A week later, the editorial board responded to Trump’s letter and made clear they stand behind their insistence that a sweeping ten percent tariff would be absolutely devastating to both the U.S. and global economy.
“The economic evidence is unambiguous that border taxes are passed on to consumers, and Mr. Trump’s tariffs have cost Americans tens of billions of dollars. Readers can look at the analyses and make up their own minds,” wrote the board in direct response to Trump’s claim they were parroting “debunked talking points.”
The board went further and argued that Trump’s trade tariffs not only passed costs on to U.S. consumers but also achieved nothing material. The Journal explained that while the trade deficit with China is indeed down, all Trump’s policies did was shift the deficit to other parts of the world, which would have happened regardless.
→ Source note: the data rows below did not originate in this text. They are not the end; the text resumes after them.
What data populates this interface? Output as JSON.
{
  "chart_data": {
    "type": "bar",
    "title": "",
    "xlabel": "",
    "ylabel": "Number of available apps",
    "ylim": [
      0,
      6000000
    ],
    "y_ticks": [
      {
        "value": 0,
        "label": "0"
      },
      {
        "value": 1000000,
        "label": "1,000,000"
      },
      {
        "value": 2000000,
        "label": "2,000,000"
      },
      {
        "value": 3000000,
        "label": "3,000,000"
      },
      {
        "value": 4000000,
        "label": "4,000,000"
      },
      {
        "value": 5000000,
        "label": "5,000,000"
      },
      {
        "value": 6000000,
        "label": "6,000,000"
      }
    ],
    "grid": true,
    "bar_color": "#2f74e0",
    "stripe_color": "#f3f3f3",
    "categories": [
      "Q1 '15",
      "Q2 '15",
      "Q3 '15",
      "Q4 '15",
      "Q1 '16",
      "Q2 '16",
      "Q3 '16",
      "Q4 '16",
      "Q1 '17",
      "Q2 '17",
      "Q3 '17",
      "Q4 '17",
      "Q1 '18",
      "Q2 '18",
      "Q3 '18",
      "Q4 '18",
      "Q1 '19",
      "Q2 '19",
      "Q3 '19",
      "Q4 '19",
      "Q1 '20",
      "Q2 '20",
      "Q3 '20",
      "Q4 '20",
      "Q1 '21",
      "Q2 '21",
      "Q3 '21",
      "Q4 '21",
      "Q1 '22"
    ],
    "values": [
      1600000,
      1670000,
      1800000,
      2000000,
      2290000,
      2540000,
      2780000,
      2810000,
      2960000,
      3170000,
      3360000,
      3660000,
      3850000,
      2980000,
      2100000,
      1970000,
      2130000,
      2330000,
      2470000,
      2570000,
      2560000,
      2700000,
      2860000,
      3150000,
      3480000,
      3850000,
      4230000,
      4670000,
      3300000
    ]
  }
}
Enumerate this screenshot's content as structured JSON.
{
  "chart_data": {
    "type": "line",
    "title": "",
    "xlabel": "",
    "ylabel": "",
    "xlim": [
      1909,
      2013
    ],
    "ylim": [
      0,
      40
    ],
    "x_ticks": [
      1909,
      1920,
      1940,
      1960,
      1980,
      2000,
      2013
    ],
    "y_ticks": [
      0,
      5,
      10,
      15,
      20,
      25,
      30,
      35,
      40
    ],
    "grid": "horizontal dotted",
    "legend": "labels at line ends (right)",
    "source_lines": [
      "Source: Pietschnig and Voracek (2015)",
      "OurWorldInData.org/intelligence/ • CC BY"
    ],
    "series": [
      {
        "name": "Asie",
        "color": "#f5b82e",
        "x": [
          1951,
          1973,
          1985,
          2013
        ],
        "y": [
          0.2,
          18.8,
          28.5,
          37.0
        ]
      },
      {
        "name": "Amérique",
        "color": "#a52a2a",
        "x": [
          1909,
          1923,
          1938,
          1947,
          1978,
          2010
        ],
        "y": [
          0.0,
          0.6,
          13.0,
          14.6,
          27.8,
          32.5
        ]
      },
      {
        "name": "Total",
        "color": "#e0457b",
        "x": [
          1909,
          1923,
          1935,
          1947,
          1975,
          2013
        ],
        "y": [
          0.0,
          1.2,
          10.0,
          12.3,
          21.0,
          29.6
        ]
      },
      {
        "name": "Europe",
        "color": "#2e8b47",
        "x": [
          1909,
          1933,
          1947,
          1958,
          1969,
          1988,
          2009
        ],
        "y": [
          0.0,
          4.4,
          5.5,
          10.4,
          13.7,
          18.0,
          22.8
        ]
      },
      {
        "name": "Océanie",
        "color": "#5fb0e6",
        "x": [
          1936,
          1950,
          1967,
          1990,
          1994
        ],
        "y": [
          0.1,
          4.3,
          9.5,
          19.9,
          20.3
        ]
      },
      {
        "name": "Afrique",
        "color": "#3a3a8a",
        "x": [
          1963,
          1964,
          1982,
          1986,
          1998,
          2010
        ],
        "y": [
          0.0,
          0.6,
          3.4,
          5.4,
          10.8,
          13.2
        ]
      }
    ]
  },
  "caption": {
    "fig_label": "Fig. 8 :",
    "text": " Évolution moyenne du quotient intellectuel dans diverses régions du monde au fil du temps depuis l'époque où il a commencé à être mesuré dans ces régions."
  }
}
“Since 2017, when Mr. Trump entered the Oval Office, goods imports to the U.S. in nominal dollars have increased 174% from Vietnam, 116% from Taiwan, 96% from Bangladesh, 89% from Thailand, 76% from India, and 62% from South Korea. Maybe Mr. Trump should start giving out campaign hats that say ‘Make Vietnam Great Again,’” wrote the board.
The Journal made the case that U.S. investors are shifting away from China, not because of the tariffs but because of the instability within the country. Furthermore, the board added that Trump could have achieved the same result faster by having stayed in the “Trans-Pacific Partnership trade agreement that excluded China.” They also make the point that Trump’s tariffs cut off American farmers from key markets resulting in billion-dollar tax-payer bailouts that were both wasteful and achieved nothing.
Looking to the future, the board doubled down on its criticism of Trump’s new proposed tariffs and argued he simply doesn’t understand the realities of global trade:
Mr. Trump’s answer, as usual, is to quintuple down in a second term. A universal 10% tariff would “raise taxes on American consumers by more than $300 billion a year—a tax increase rivaling the ones proposed by President Biden,” the Tax Foundation says. Including expected retaliation, it would “shrink the U.S. economy by 1.1 percent and threaten more than 825,000 U.S. jobs.”
Slapping 10% tariffs on everything made by Vietnam, South Korea and other U.S. partners would have the effect of abandoning them to China’s economic sphere, which is the opposite of America’s geostrategic interests.
The editorial ends by calling out Trump’s “great mistake” in his handling of the economy: “his belief that trade is a zero-sum exercise.” The board argues, instead, that global trade offers a “mutual advantage” to both trading partners and is a benefit to the American consumer.